# Adding a tuner to a single?



## gimedaball (Dec 20, 2005)

Is there a way to add a tuner to single tuner Series 2 box? I'd even be willing to buy a used dual tuner and drop in my HD if I thought that would work. I have a Series 2 with a lifetime subscription and a single tuner. Do I have any options other than buying a new box and forking out more $?


----------



## atmuscarella (Oct 11, 2005)

Really no way to add another tuner to a single tuner TiVo. Your life time subscription is tied to the mother board not the hard drive so moving the hard drive to another box will not move the lifetime service. 

The best you can do is hope for another opportunity to move your lifetime service to a new box. TiVo has had 2 such offers in the last 12 months, one open to anyone buying a new Series 3 TiVo and pay $199 to move the lifetime service and a second time to select accounts to buy a series 2 DT unit and again pay a $199 fee to move the lifetime service . 

Good Luck,


----------



## gimedaball (Dec 20, 2005)

That blows. I'm savvy enough (upgraded the 40GB drive to a 250GB) to know that the tongue in cheek idea of dropping my drive into the new box wouldn't work, but I was kind of hoping the MB had an identity chip I could swap as well. Guess that would obviously leave Tivo exposed to people trying to do just what I'm trying to do. I guess they got me this time. 

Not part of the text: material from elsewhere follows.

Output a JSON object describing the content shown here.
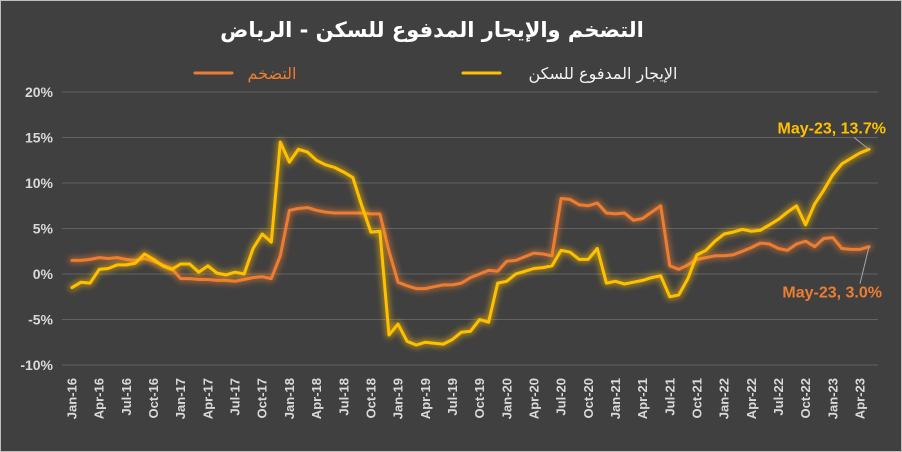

Anyone know where I can get a cheap bracket to add another HD to my current
box??? 8)


----------



## ciper (Nov 4, 2004)

Keep your lifetime unit running and get the 3 year discounted rate of 6.95 a month for a total of 250$

How long has it been since you bought the lifetime for your S2? Im willing to bet it was around 3 years ago and for 300 so technically the deal I propose is cheaper over the same period of time no?


----------



## captain_video (Mar 1, 2002)

> Anyone know where I can get a cheap bracket to add another HD to my current box??? 8)


Weaknees.com or 9thtee.com


----------